Gnosis, Hairesis, and Mani: Fourth-century Religious Vocabulary and Its Modern Adjustments
Eduard Iricinschi (KHK fellow)
“Gnosticism,” Heresiology,” and “Manichaeism” are modern concepts in constant need of theoretical fine-tuning. Over the past decades, scholars adjusted the Nag Hammadi codices and the Manichaean texts to the more general contexts of “heresy,” “gnosis,” and “dualism.” This paper explores the ways in which scholars adapted gnosis, knowledge religiously codified in rituals and teachings, and often presented as revelations about invisible realities, into “Gnosticism,” a seventeenth-century, Protestant linguistic invention, to describe the Catholic Church.
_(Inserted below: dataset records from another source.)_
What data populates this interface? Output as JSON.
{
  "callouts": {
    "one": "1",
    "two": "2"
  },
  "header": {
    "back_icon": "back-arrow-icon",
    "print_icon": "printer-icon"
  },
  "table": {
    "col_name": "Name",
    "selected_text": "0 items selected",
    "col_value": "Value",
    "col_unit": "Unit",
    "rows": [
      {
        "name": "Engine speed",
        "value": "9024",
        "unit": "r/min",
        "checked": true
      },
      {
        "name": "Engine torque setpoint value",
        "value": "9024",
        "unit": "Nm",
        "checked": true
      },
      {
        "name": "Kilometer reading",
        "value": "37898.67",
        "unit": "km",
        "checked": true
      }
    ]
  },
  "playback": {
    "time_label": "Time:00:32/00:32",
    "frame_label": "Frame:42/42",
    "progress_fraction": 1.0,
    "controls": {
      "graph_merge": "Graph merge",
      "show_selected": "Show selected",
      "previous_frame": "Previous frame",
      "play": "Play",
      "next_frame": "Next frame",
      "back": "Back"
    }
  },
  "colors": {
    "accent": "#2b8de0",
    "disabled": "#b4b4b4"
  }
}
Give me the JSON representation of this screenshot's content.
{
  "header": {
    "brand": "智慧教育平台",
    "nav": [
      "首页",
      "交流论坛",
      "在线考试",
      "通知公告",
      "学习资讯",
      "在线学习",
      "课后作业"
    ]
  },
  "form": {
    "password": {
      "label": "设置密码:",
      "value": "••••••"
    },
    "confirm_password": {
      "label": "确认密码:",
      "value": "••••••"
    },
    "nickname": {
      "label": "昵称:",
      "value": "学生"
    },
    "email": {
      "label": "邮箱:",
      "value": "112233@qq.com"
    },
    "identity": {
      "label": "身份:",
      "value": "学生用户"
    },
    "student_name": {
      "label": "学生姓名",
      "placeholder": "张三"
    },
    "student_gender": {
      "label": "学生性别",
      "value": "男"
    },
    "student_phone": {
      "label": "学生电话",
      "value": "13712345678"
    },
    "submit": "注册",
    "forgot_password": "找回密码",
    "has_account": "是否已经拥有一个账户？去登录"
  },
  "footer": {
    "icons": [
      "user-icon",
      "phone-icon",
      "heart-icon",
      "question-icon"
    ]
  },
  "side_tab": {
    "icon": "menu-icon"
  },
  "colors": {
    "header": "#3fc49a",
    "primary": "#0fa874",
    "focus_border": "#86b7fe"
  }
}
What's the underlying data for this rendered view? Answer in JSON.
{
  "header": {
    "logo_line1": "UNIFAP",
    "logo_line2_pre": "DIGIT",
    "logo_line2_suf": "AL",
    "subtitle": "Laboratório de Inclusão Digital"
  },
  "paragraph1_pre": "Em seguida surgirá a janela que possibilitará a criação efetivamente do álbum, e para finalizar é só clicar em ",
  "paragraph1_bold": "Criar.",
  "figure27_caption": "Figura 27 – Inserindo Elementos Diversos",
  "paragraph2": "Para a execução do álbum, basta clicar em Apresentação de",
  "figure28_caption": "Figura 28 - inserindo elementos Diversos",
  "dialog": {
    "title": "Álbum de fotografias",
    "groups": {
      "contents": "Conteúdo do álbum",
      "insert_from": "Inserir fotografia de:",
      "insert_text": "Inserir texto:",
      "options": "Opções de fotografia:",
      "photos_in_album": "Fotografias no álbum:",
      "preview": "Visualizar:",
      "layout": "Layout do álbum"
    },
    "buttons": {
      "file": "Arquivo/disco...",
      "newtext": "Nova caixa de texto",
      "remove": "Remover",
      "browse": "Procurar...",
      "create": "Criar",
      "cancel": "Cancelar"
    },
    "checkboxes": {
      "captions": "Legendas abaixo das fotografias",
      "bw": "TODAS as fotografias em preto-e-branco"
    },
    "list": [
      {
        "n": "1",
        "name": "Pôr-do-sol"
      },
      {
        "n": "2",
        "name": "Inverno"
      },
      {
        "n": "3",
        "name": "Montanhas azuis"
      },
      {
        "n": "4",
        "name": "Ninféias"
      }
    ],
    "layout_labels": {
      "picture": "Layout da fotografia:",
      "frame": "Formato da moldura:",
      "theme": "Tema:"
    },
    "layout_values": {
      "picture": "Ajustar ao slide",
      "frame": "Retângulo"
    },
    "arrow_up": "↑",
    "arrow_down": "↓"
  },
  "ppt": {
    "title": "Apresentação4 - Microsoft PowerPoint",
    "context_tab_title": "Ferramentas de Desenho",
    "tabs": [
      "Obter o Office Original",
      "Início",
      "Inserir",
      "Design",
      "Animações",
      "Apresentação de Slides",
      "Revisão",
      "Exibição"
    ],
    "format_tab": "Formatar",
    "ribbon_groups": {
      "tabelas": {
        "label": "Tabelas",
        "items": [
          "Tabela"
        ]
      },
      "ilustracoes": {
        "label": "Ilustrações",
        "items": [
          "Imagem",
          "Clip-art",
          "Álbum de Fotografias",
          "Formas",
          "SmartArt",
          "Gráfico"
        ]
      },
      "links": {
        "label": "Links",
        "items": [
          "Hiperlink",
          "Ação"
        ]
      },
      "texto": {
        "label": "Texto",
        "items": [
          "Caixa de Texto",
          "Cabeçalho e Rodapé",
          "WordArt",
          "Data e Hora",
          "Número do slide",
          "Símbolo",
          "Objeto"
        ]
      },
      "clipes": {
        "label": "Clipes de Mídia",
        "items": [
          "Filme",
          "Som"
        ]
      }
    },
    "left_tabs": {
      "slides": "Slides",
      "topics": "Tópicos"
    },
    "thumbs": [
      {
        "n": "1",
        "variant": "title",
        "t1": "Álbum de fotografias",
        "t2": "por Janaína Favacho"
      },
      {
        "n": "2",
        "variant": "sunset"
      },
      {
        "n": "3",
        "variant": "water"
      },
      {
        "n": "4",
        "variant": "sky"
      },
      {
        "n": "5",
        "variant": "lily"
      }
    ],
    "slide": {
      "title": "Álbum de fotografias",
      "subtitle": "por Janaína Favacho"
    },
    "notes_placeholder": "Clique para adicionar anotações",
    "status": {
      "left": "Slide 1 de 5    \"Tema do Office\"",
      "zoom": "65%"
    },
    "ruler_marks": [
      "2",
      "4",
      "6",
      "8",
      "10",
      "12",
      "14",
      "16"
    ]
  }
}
It will also sketch the trajectories through which philosophical hairesis, used by second- and third-century Christian writers as a rhetorical tool to describe religious diversity and, simultaneously, to reduce it to a caricature of itself, later became “heresies,” as depicting full-blown religious, social, and political aberrations. Finally, it will suggest that modern scholars follow ancient Christian writers’ use of the same rhetoric of difference, to impose artificial boundaries between the followers of Mani and “real” Christians.
This paper will be presented in panel Taxonomies of Religion in the Ancient and Modern Worlds (27-319 | 216).